In a statement Wednesday, the BC Civil Liberties Association said it hoped the lawsuit would stop wardens and federal prisons from isolating people using lockdowns and "restrictive movement routines."
The organization alleges these practices are used to lock down institutions as a whole or to set restrictive schedules "that isolate people to their cells for days, weeks and months at a time."
"We know that isolating people indefinitely has devastating impacts on their physical and mental health.

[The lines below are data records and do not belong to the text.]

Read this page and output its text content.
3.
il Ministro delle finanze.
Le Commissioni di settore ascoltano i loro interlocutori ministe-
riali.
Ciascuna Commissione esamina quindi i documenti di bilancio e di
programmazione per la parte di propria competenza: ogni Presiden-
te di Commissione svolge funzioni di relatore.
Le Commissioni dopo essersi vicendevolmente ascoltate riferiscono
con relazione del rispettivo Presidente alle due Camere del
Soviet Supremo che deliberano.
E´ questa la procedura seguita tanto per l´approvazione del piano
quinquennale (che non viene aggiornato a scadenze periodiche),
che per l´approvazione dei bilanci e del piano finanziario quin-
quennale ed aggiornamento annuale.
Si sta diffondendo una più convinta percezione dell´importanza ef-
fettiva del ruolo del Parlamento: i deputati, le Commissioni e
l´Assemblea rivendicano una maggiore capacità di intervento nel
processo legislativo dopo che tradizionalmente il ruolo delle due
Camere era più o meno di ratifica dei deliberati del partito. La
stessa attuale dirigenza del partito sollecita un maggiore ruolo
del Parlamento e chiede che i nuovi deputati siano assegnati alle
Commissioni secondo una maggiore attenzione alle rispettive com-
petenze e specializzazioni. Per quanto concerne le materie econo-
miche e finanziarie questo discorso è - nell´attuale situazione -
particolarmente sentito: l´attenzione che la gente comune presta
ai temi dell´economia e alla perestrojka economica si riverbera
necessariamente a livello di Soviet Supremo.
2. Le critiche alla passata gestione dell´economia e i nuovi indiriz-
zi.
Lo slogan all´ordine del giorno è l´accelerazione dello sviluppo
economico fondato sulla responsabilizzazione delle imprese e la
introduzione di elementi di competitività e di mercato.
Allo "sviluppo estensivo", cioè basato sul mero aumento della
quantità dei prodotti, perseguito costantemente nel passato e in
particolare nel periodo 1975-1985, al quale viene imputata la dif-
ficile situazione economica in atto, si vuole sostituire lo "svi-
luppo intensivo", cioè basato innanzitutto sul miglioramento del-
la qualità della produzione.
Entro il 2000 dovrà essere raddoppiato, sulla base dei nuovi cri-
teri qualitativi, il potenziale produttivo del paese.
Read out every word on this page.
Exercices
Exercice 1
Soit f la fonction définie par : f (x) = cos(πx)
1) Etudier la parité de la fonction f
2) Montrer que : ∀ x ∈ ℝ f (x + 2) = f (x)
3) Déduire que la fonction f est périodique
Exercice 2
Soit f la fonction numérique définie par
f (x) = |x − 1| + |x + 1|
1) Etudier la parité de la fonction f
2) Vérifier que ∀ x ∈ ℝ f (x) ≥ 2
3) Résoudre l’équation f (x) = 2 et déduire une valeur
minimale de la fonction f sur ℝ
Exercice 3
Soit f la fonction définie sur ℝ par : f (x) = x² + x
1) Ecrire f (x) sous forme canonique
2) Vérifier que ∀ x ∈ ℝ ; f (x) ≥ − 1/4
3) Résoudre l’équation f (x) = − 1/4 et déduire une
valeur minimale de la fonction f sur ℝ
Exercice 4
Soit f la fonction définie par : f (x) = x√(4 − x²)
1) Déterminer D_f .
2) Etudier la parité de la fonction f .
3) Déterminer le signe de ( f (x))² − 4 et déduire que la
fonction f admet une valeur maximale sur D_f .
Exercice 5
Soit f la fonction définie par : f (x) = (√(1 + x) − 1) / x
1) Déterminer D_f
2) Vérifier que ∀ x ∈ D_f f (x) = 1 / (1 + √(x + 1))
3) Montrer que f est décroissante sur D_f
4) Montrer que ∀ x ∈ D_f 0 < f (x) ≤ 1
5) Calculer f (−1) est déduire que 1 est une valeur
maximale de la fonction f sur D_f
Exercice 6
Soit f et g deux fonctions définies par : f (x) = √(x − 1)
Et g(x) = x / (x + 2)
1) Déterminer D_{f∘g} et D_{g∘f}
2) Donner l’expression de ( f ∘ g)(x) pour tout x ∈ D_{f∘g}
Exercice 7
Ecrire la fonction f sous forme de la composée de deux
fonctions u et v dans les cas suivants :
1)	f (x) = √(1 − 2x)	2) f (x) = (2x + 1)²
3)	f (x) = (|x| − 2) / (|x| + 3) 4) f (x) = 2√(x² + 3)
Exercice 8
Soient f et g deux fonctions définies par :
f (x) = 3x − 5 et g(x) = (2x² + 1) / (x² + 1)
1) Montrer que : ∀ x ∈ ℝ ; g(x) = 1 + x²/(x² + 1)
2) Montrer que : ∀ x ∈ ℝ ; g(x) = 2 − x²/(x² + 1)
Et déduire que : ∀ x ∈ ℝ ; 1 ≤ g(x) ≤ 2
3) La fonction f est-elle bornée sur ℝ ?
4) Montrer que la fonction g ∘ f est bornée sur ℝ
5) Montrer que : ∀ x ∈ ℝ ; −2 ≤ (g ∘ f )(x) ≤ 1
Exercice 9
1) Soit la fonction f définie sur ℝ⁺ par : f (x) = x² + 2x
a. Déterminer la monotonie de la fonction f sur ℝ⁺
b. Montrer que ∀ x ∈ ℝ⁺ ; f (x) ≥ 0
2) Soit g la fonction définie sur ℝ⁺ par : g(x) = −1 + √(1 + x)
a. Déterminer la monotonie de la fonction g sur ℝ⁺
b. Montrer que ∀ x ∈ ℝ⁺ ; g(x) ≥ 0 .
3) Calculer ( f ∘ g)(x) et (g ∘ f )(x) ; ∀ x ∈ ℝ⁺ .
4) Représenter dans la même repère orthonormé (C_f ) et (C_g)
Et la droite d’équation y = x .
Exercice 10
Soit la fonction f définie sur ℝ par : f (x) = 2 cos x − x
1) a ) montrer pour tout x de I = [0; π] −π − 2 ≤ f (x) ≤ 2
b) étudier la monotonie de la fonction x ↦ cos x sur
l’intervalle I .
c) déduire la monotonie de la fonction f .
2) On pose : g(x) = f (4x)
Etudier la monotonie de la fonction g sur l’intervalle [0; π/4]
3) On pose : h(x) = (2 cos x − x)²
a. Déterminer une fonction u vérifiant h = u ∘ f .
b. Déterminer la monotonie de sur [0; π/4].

It dramatically increases the risk of suicide," said Megan Tweedie, senior counsel for BCCLA, in a news release.
"Long-term solitary confinement by any name cannot be allowed to continue."
The BCCLA claims in its lawsuit that prisons don't have the authority to introduce indefinite lockdowns and restrictive movement routines, and argues the practices violate charter rights.
In 2019, the BCCLA challenged an administration segregation law and won.
"The administrative segregation law is gone, but, tragically, solitary confinement is not," said Grace Pastine, BCCLA's litigation director, in the release.
"We're going back to court because no one deserves to be held in such inhumane and degrading conditions … it's time to end this broken and dangerous system which causes extreme and sometimes permanent harm to the people who endure it."
The lawsuit will be heard in B.C. Supreme Court.